音楽を奏でる面々が舞台から降りてきて、次々とテーブルを回って、店の中はだんだんと熱を帯びたようになり、カオス状態になっていく。魔術にかかったように…
そして、ブラームス自身も10代の頃に、酒場でピアノ弾きのアルバイトをしていたのである。
ロマ音楽の聴ける店にも気軽に立ち寄ったに違いない!
ロマの音楽に接し興味を持ったという事は、その先の未知なる「世界の音楽」に興味が移っていった可能性もある。
おりしも万国博覧会もウィーンで開催もされ(1873年)ヨーロッパでは東洋への関心が高まっていたはずである。ブラームス40歳の時である。
1886年には、レメーニは神戸・横浜へと演奏会で来日することとなった。
ブラームスはレメーニに、日本の音楽を採譜してくるように頼んであったのではないだろうか?
(若い時分に仲違いをしている二人ではあるのだが…)
さて鹿鳴館の華であったと言われている戸田極子。
彼女は明治20年(1887年)10月に一家でオーストリア・ウィーンに渡っている。
wikipediaの註によると
『ピアノ教師として公使邸に出入りしていたボクレットが日本の民謡をピアノ用に採譜した楽譜『日本民謡集』を出しているが、ブラームスの遺品の中に、ブラームス自身の書き込みのある『日本民謡集』が見付かっている。書き込みは「六段」「乱れ」「春雨」などにあり、演奏している筝を直接聴きつつ書き込んだと思われることから、山田流の筝の名手であった極子が演奏を披露したのではないかと言われている(関東大震災により戸田邸が全焼したため、上記の楽譜以外に確証といえるものは残っていない)。この出来事を題材として、日本画家・守屋多々志は「ウィーンに六段の調(ブラームスと戸田伯爵極子夫人)」(平成4年第77回院展出品、大垣市守屋多々志美術館所蔵)を描いた。』
ブラームスも聴いたと思われる「戸田極子の琴」
さて、耳で聴く「琴」の音は、西洋の音階に当てはまったのだろうか?
本物を聴いたブラームスは、そこに違和感を感じたのではないだろうか?
楽譜の音符では確かにこう書くしかないのだが、
本当の音はそうではない・・・と感じたに違いないのである。
六段に書かれたブラームスのメモ書きは「この音に非ず…」であると、ウィーンの楽友会館の記事だったか、どこかで読んだ記憶がある。

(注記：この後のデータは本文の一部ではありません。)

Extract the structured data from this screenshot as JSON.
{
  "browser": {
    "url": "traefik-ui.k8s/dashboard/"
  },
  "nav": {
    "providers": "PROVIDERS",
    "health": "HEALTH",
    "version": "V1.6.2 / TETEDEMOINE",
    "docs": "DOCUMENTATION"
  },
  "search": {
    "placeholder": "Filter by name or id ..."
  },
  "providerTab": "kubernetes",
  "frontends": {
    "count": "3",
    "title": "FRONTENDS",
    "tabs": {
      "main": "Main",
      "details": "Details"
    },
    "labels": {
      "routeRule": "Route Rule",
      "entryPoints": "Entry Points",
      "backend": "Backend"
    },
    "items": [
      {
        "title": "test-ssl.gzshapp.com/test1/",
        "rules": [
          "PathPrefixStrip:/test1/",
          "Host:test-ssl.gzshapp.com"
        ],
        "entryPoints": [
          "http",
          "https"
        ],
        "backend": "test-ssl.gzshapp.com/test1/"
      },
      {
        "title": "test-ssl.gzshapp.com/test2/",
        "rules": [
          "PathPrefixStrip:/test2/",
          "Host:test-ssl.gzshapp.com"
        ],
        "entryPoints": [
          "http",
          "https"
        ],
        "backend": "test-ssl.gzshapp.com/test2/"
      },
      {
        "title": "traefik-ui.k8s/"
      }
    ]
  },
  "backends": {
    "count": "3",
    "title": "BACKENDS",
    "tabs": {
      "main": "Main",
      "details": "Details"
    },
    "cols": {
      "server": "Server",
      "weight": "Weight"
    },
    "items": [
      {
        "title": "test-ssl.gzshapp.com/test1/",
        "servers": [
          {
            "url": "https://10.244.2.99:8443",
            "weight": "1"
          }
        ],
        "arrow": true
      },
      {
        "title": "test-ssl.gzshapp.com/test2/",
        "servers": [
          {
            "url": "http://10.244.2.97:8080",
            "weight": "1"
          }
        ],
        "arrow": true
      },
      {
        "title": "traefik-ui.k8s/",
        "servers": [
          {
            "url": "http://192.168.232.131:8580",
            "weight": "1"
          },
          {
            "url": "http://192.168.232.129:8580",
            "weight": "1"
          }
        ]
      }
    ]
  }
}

極子の実の母親は『岩倉(野口)槇子』と言い、その父親は【野口為五郎賀代】という。大津にいた人物である。辿っていくと、加山雄三に迄つながっているのである。
因みに、我が九里に野口に嫁いだものもおり、しかも野口家は彦根城すぐに住んでいたそうである。
何処か繋がっているような気がしないでもない。
https://www.a-wgm.at/ausstellungen/sterreichische-musik-japan-japanische-musik-sterreich
ブラームスに影響を及ぼした二人のハンガリー人。
↓
1853 年 5 月、ヴァイオリニストのレメーニーがハノーヴァーで演奏会を開いた時、
伴奏したのがまだ 19 歳のブラームスだった。